Achtung: Jedoch gibt es schon Urteile aus dem Zivilrecht, die sich mit Kamera-Attrappen befassen und klagenden Personen Ansprüche gegen den Einsatz von Attrappen zugesprochen haben, weil diese einen unzulässigen Überwachungsdruck auslösen.
Rechtmäßigkeit der Videoüberwachung im Unternehmen
Entscheidende Rechtsgrundlage aus Sicht des Datenschutzrechts ist bei dem Einsatz von Videoüberwachung die Interessenabwägung nach Artikel 6 Absatz 1 lit. f DSGVO. Diese muss das Unternehmen, das Kunden oder Mitarbeiter überwachen möchte, vornehmen.
Die Videoüberwachung ist zulässig, soweit die Verarbeitung der Daten erforderlich ist, um die berechtigten Interessen des Unternehmens zu wahren. Dabei dürfen nicht die Interessen oder Grundrechte und Grundfreiheiten der betroffenen Person überwiegen, die den Schutz personenbezogener Daten erfordern.
Diese Abwägung sollten Unternehmen intern sauber dokumentieren und sie natürlich vor Inbetriebnahme der Kameras durchführen.
Ein berechtigtes Interesse für den Betrieb einer Videoüberwachungsanlage kann ideeller, wirtschaftlicher oder rechtlicher Natur sein. Berechtigt ist ein Interesse, wenn es rechtmäßig, hinreichend klar formuliert und nicht rein spekulativ ist.
So kann der Inhaber des Hausrechts grundsätzlich präventive und repressive Maßnahmen treffen, die zum Schutz des Objekts erforderlich sind. Auch der Schutz vor Diebstählen oder Vandalismus ist ein berechtigtes Interesse.
Wichtig ist: Zwar muss in der Vergangenheit nicht bereits ein Schaden am Eigentum eingetreten sein, damit dieses Interesse bejaht werden kann.
Jedoch weisen die Datenschutzbehörden darauf hin, dass konkrete Tatsachen vorliegen müssen, aus denen sich beispielsweise eine Gefahrenlage ergibt, die über das allgemeine Lebensrisiko hinausgeht.
Videoüberwachung im Unternehmen nur bei Erforderlichkeit
Besonders wichtig ist, dass die Videoüberwachung als Datenverarbeitung „erforderlich“ ist. Bevor eine Videoüberwachung zum Einsatz kommt, müssen Firmen daher prüfen, ob die Maßnahme geeignet und erforderlich ist, um ihren festgelegten Zweck zu erreichen.

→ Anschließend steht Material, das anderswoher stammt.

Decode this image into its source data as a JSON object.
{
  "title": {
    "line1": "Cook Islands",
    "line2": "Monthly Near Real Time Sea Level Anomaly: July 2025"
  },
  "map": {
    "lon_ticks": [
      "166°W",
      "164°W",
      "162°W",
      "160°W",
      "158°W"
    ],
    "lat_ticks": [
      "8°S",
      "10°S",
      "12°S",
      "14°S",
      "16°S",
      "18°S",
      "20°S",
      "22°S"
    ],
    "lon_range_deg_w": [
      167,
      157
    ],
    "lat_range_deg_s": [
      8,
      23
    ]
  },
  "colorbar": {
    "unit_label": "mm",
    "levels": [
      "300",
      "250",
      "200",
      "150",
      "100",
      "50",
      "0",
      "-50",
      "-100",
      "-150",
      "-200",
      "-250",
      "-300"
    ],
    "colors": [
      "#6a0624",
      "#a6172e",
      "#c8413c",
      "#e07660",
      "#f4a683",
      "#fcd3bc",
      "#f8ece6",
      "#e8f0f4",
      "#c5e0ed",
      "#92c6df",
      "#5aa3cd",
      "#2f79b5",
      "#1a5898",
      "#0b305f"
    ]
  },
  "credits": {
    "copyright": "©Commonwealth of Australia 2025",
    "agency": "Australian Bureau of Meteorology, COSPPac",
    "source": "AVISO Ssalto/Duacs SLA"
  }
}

Eine Videoüberwachung ist nur dann erforderlich, wenn der beabsichtigte Zweck nicht genauso gut mit einem anderen Mitteln erreicht werden kann.
So verlangen die Datenschutzbehörden etwa, dass bei jeder Kamera einzeln zu prüfen ist, auf welche Betriebszeiten und Erfassungsbereiche eine Überwachung eingeschränkt werden kann, ohne dass der Überwachungszweck gefährdet ist. Eine anlassbezogene Überwachung sei daher einer dauerhaften vorzuziehen.

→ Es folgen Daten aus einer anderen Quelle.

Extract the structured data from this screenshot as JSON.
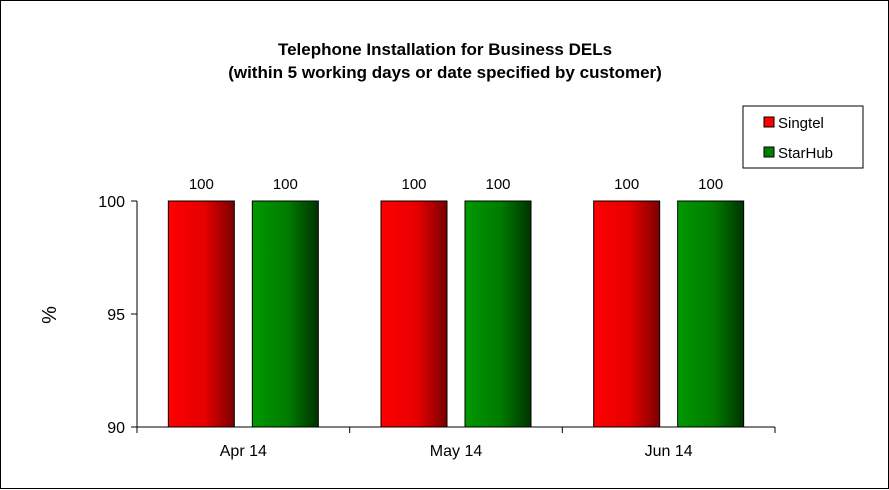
{
  "chart_data": {
    "type": "bar",
    "title": "Telephone Installation for Business DELs",
    "subtitle": "(within 5 working days or date specified by customer)",
    "xlabel": "",
    "ylabel": "%",
    "categories": [
      "Apr 14",
      "May 14",
      "Jun 14"
    ],
    "series": [
      {
        "name": "Singtel",
        "values": [
          100,
          100,
          100
        ],
        "color": "#ff0000"
      },
      {
        "name": "StarHub",
        "values": [
          100,
          100,
          100
        ],
        "color": "#008000"
      }
    ],
    "data_labels": [
      [
        "100",
        "100",
        "100"
      ],
      [
        "100",
        "100",
        "100"
      ]
    ],
    "ylim": [
      90,
      100
    ],
    "yticks": [
      90,
      95,
      100
    ],
    "ytick_labels": [
      "90",
      "95",
      "100"
    ],
    "grid": false,
    "legend_position": "top-right"
  }
}
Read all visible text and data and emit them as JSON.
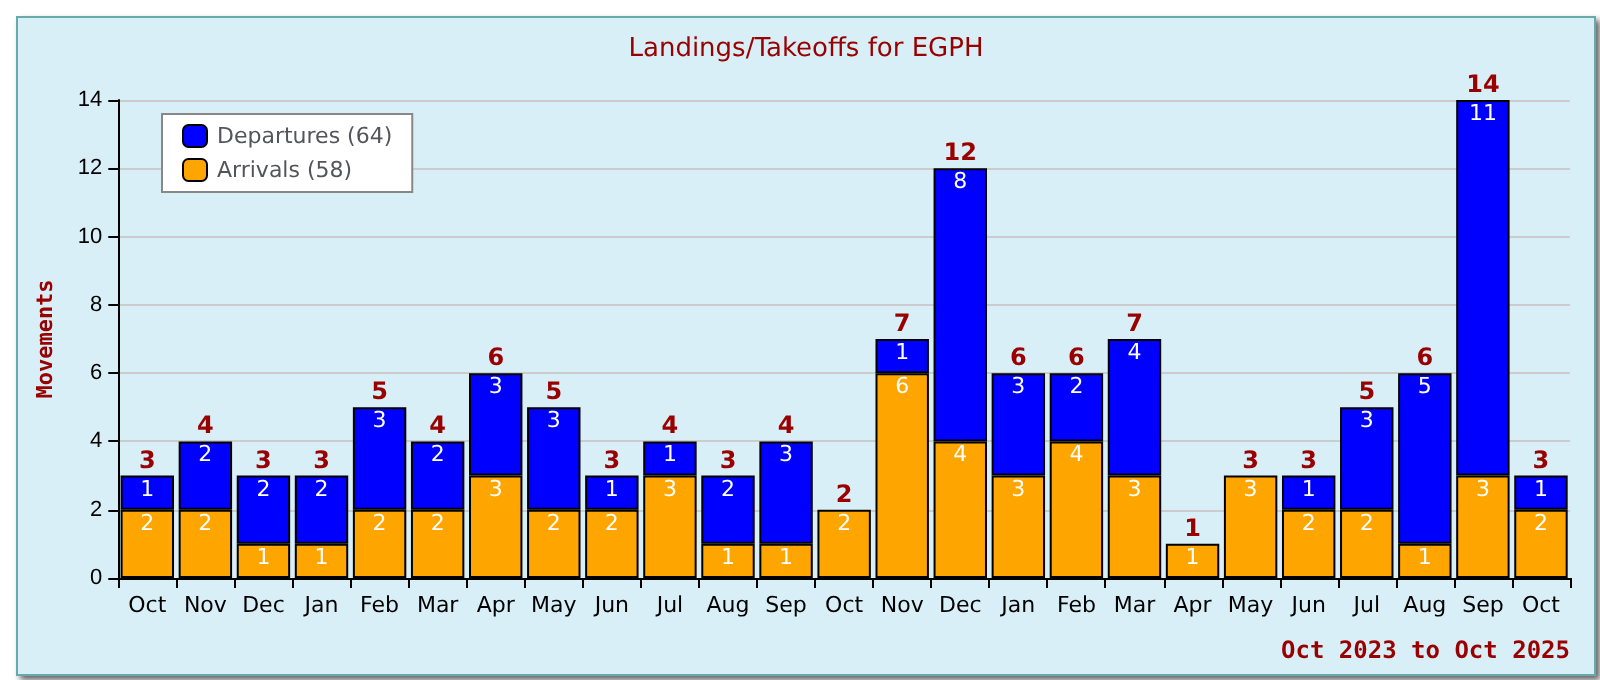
{
  "chart_data": {
    "type": "bar",
    "title": "Landings/Takeoffs for EGPH",
    "ylabel": "Movements",
    "annotations": [
      "Oct 2023 to Oct 2025"
    ],
    "categories": [
      "Oct",
      "Nov",
      "Dec",
      "Jan",
      "Feb",
      "Mar",
      "Apr",
      "May",
      "Jun",
      "Jul",
      "Aug",
      "Sep",
      "Oct",
      "Nov",
      "Dec",
      "Jan",
      "Feb",
      "Mar",
      "Apr",
      "May",
      "Jun",
      "Jul",
      "Aug",
      "Sep",
      "Oct"
    ],
    "stacked": true,
    "series": [
      {
        "name": "Arrivals (58)",
        "color": "#ffa500",
        "values": [
          2,
          2,
          1,
          1,
          2,
          2,
          3,
          2,
          2,
          3,
          1,
          1,
          2,
          6,
          4,
          3,
          4,
          3,
          1,
          3,
          2,
          2,
          1,
          3,
          2
        ],
        "value_labels": [
          "2",
          "2",
          "1",
          "1",
          "2",
          "2",
          "3",
          "2",
          "2",
          "3",
          "1",
          "1",
          "2",
          "6",
          "4",
          "3",
          "4",
          "3",
          "1",
          "3",
          "2",
          "2",
          "1",
          "3",
          "2"
        ]
      },
      {
        "name": "Departures (64)",
        "color": "#0000ff",
        "values": [
          1,
          2,
          2,
          2,
          3,
          2,
          3,
          3,
          1,
          1,
          2,
          3,
          0,
          1,
          8,
          3,
          2,
          4,
          0,
          0,
          1,
          3,
          5,
          11,
          1
        ],
        "value_labels": [
          "1",
          "2",
          "2",
          "2",
          "3",
          "2",
          "3",
          "3",
          "1",
          "1",
          "2",
          "3",
          null,
          "1",
          "8",
          "3",
          "2",
          "4",
          null,
          null,
          "1",
          "3",
          "5",
          "11",
          "1"
        ]
      }
    ],
    "totals": [
      "3",
      "4",
      "3",
      "3",
      "5",
      "4",
      "6",
      "5",
      "3",
      "4",
      "3",
      "4",
      "2",
      "7",
      "12",
      "6",
      "6",
      "7",
      "1",
      "3",
      "3",
      "5",
      "6",
      "14",
      "3"
    ],
    "ylim": [
      0,
      14
    ],
    "yticks": [
      0,
      2,
      4,
      6,
      8,
      10,
      12,
      14
    ],
    "grid": "y",
    "legend": "top left"
  }
}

Transparenz als entscheidender Faktor
Die Hinweisschilder zur Videoüberwachung – wir kennen sie in allen möglichen Farben und Varianten.
Die Aufsichtsbehörden verlangen, dass der Umstand der Beobachtung und der Name und die Kontaktdaten des verantwortlichen Unternehmens durch geeignete Maßnahmen zum frühestmöglichen Zeitpunkt erkennbar zu machen sind.

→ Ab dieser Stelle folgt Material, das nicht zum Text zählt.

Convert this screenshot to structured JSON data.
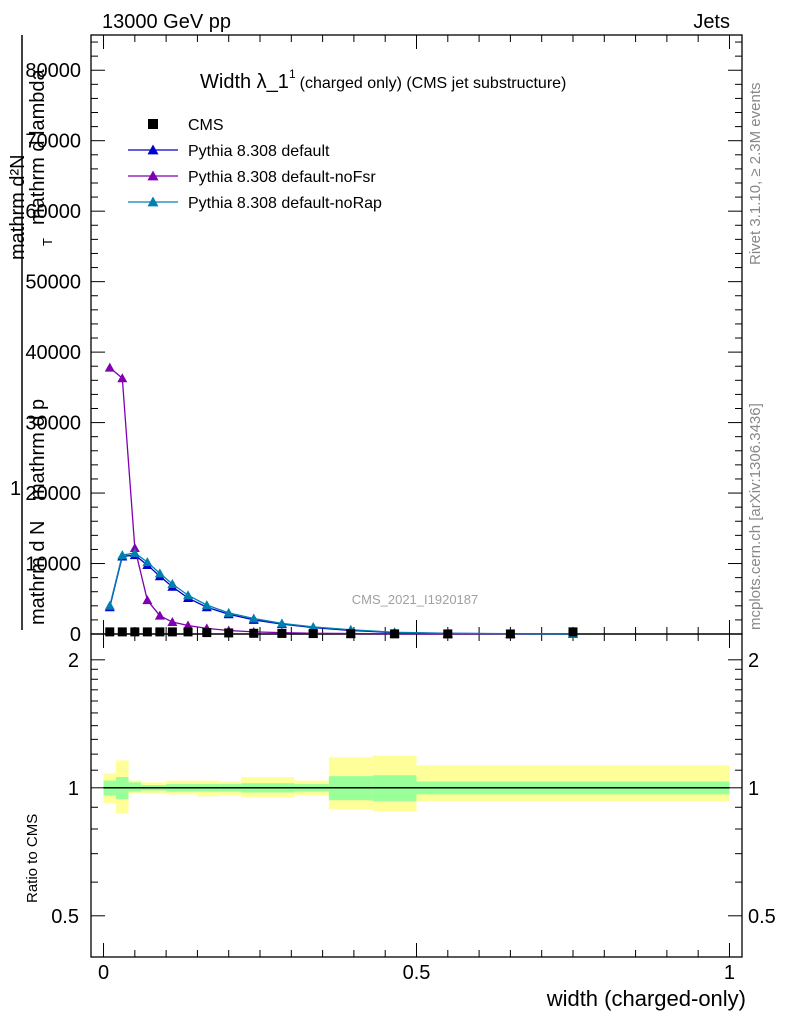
{
  "header": {
    "left": "13000 GeV pp",
    "right": "Jets"
  },
  "side_texts": {
    "rivet": "Rivet 3.1.10, ≥ 2.3M events",
    "mcplots": "mcplots.cern.ch [arXiv:1306.3436]"
  },
  "watermark": "CMS_2021_I1920187",
  "chart_data": [
    {
      "type": "line",
      "title_main": "Width λ_1",
      "title_sup": "1",
      "title_rest": "(charged only) (CMS jet substructure)",
      "xlabel": "width (charged-only)",
      "ylabel_numerator": "1",
      "ylabel_denominator": "mathrm d N",
      "ylabel_rhs_top": "mathrm d²N",
      "ylabel_rhs_mid": "mathrm d p",
      "ylabel_rhs_sub": "T",
      "ylabel_rhs_end": "mathrm d lambda",
      "xlim": [
        -0.02,
        1.02
      ],
      "ylim": [
        0,
        85000
      ],
      "y_ticks": [
        0,
        10000,
        20000,
        30000,
        40000,
        50000,
        60000,
        70000,
        80000
      ],
      "y_tick_labels": [
        "0",
        "10000",
        "20000",
        "30000",
        "40000",
        "50000",
        "60000",
        "70000",
        "80000"
      ],
      "legend_position": "top-left",
      "legend": [
        {
          "label": "CMS",
          "color": "#000000",
          "marker": "square"
        },
        {
          "label": "Pythia 8.308 default",
          "color": "#0000cc",
          "marker": "triangle"
        },
        {
          "label": "Pythia 8.308 default-noFsr",
          "color": "#8000b0",
          "marker": "triangle"
        },
        {
          "label": "Pythia 8.308 default-noRap",
          "color": "#0080b0",
          "marker": "triangle"
        }
      ],
      "x": [
        0.01,
        0.03,
        0.05,
        0.07,
        0.09,
        0.11,
        0.135,
        0.165,
        0.2,
        0.24,
        0.285,
        0.335,
        0.395,
        0.465,
        0.55,
        0.65,
        0.75
      ],
      "series": [
        {
          "name": "CMS",
          "color": "#000000",
          "values": [
            300,
            300,
            300,
            300,
            300,
            300,
            300,
            200,
            150,
            100,
            80,
            60,
            40,
            20,
            10,
            5,
            300
          ]
        },
        {
          "name": "Pythia 8.308 default",
          "color": "#0000cc",
          "values": [
            3800,
            11000,
            11200,
            9800,
            8200,
            6700,
            5100,
            3800,
            2800,
            2000,
            1400,
            900,
            500,
            200,
            80,
            30,
            10
          ]
        },
        {
          "name": "Pythia 8.308 default-noFsr",
          "color": "#8000b0",
          "values": [
            37800,
            36300,
            12200,
            4800,
            2600,
            1700,
            1200,
            800,
            500,
            300,
            200,
            100,
            60,
            30,
            10,
            5,
            2
          ]
        },
        {
          "name": "Pythia 8.308 default-noRap",
          "color": "#0080b0",
          "values": [
            4000,
            11200,
            11500,
            10200,
            8600,
            7100,
            5500,
            4100,
            3000,
            2200,
            1500,
            1000,
            600,
            250,
            100,
            40,
            10
          ]
        }
      ]
    },
    {
      "type": "area",
      "ylabel": "Ratio to CMS",
      "xlabel": "width (charged-only)",
      "ylim": [
        0.4,
        2.3
      ],
      "y_ticks": [
        0.5,
        1,
        2
      ],
      "y_tick_labels": [
        "0.5",
        "1",
        "2"
      ],
      "x_ticks": [
        0,
        0.5,
        1
      ],
      "x_tick_labels": [
        "0",
        "0.5",
        "1"
      ],
      "band_colors": {
        "outer": "#ffff99",
        "inner": "#99ff99",
        "line": "#000000"
      },
      "bins": [
        {
          "x0": 0.0,
          "x1": 0.02,
          "inner": [
            0.96,
            1.04
          ],
          "outer": [
            0.92,
            1.08
          ]
        },
        {
          "x0": 0.02,
          "x1": 0.04,
          "inner": [
            0.94,
            1.06
          ],
          "outer": [
            0.87,
            1.16
          ]
        },
        {
          "x0": 0.04,
          "x1": 0.06,
          "inner": [
            0.98,
            1.03
          ],
          "outer": [
            0.97,
            1.04
          ]
        },
        {
          "x0": 0.06,
          "x1": 0.1,
          "inner": [
            0.985,
            1.015
          ],
          "outer": [
            0.97,
            1.03
          ]
        },
        {
          "x0": 0.1,
          "x1": 0.15,
          "inner": [
            0.98,
            1.02
          ],
          "outer": [
            0.965,
            1.04
          ]
        },
        {
          "x0": 0.15,
          "x1": 0.185,
          "inner": [
            0.98,
            1.02
          ],
          "outer": [
            0.955,
            1.04
          ]
        },
        {
          "x0": 0.185,
          "x1": 0.22,
          "inner": [
            0.98,
            1.02
          ],
          "outer": [
            0.96,
            1.035
          ]
        },
        {
          "x0": 0.22,
          "x1": 0.305,
          "inner": [
            0.975,
            1.025
          ],
          "outer": [
            0.95,
            1.06
          ]
        },
        {
          "x0": 0.305,
          "x1": 0.36,
          "inner": [
            0.98,
            1.02
          ],
          "outer": [
            0.96,
            1.04
          ]
        },
        {
          "x0": 0.36,
          "x1": 0.43,
          "inner": [
            0.935,
            1.065
          ],
          "outer": [
            0.89,
            1.18
          ]
        },
        {
          "x0": 0.43,
          "x1": 0.5,
          "inner": [
            0.93,
            1.07
          ],
          "outer": [
            0.88,
            1.19
          ]
        },
        {
          "x0": 0.5,
          "x1": 1.0,
          "inner": [
            0.965,
            1.035
          ],
          "outer": [
            0.93,
            1.13
          ]
        }
      ]
    }
  ]
}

Das bedeutet, dass vor dem Betreten videoüberwachter Bereiche auf die Datenverarbeitung hingewiesen wird, damit betroffene Personen ihr Verhalten entsprechend ausrichten können.
Ein gesetzliches Muster-Schild gibt es übrigens nicht. Wer Inspiration sucht, kann auf der Webseite der niedersächsischen Behörde das Muster eines Hinweisschildes herunterladen, welches von den Datenschutzbehörden veröffentlicht wurde.
Wie lange dürfen Unternehmen Videos aufbewahren?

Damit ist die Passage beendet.